So leicht, wie das Ergebnis aussah, war es nicht, dementsprechend er-leichtert sah dafür Dominic Thiem aus, als er sich am Ende über einen doch recht souveränen Drittrundeneinzug bei den French Open freuen durfte. Der Weltranglistendritte setzte sich gegen den US-Amerikaner Jack Sock mit 6:1, 6:3, 7:6 durch, musste gegen den Weltranglisten-310. aber Satzbälle abwehren.

Der zweite Österreicher, Jurij Rodionov, verabschiedete sich indessen in der zweiten Runde nach hartem Kampf mit einer 2:6, 6:2, 6:7, 4:6-Niederlage gegen den Slowaken Norbert Gombos, darf nach Überstehen der Qualifikation und der ersten Runde aber zufrieden Bilanz ziehen.
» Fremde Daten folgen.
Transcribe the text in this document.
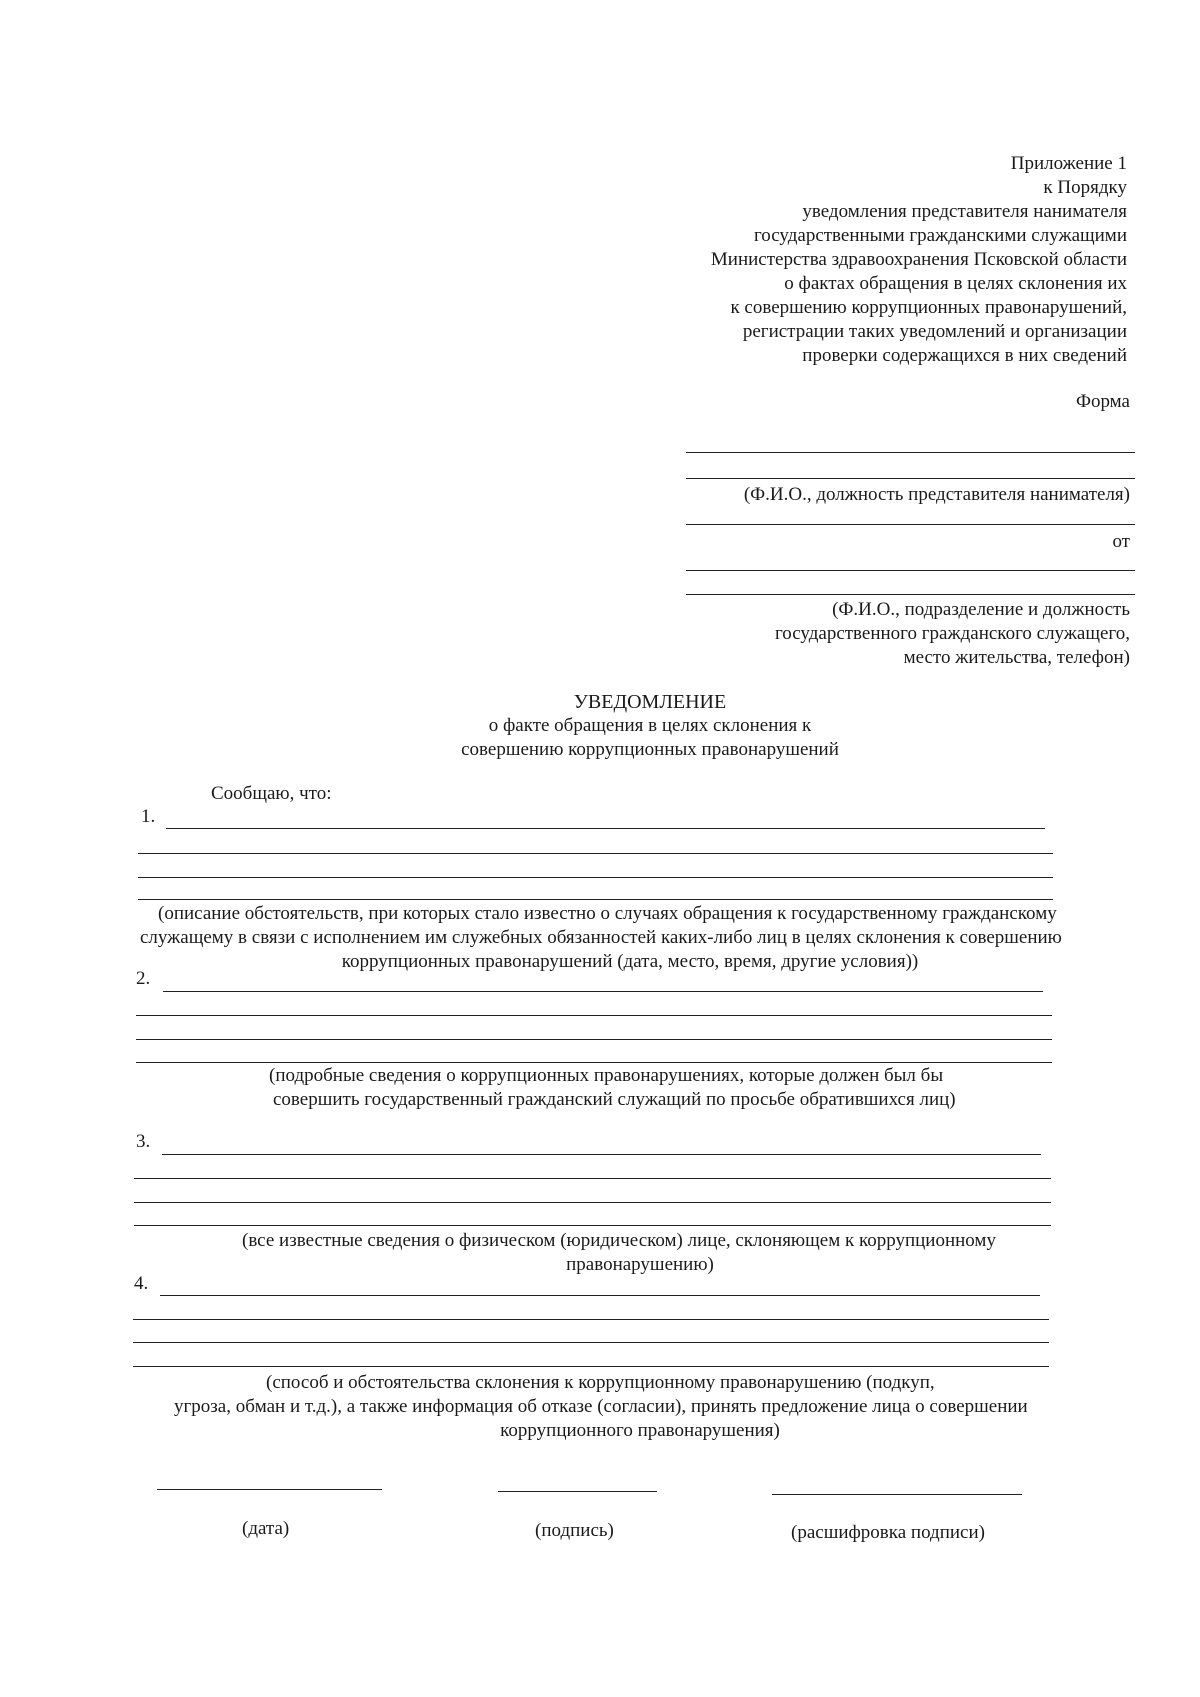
Приложение 1
к Порядку
уведомления представителя нанимателя
государственными гражданскими служащими
Министерства здравоохранения Псковской области
о фактах обращения в целях склонения их
к совершению коррупционных правонарушений,
регистрации таких уведомлений и организации
проверки содержащихся в них сведений
Форма
(Ф.И.О., должность представителя нанимателя)
от
(Ф.И.О., подразделение и должность
государственного гражданского служащего,
место жительства, телефон)
УВЕДОМЛЕНИЕ
о факте обращения в целях склонения к
совершению коррупционных правонарушений
Сообщаю, что:
1.
(описание обстоятельств, при которых стало известно о случаях обращения к государственному гражданскому
служащему в связи с исполнением им служебных обязанностей каких-либо лиц в целях склонения к совершению
коррупционных правонарушений (дата, место, время, другие условия))
2.
(подробные сведения о коррупционных правонарушениях, которые должен был бы
совершить государственный гражданский служащий по просьбе обратившихся лиц)
3.
(все известные сведения о физическом (юридическом) лице, склоняющем к коррупционному
правонарушению)
4.
(способ и обстоятельства склонения к коррупционному правонарушению (подкуп,
угроза, обман и т.д.), а также информация об отказе (согласии), принять предложение лица о совершении
коррупционного правонарушения)
(дата)	(подпись)	(расшифровка подписи)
"Ich bin sehr froh, dass ich in drei Sätzen durchgekommen bin", sagte Thiem indessen direkt im Anschluss an die Partie auf dem Center Court. Nach den harten Wochen in New York, wo der Niederösterreicher seinen ersten Grand-Slam-Sieg geholt hatte, den Reisestrapazen und der Umstellung auf Sand, die schneller erfolgen musste als sonst üblich, war er vor allem glücklich, in den ersten beiden Runden - in der ersten hatte er gegen Marin Cilic ebenfalls in drei Sätzen gewonnen - Energie gespart zu haben. Das sei alles andere als selbstverständlich, betonte Thiem, denn neben dem früheren US-Open-Sieger Cilic habe man auch Sock trotz seines Absturzes in der Weltrangliste nicht unterschätzen dürfen. "Er ist ein Champion", sagte Thiem noch einmal und wiederholte damit seine Worte von vor der Partie.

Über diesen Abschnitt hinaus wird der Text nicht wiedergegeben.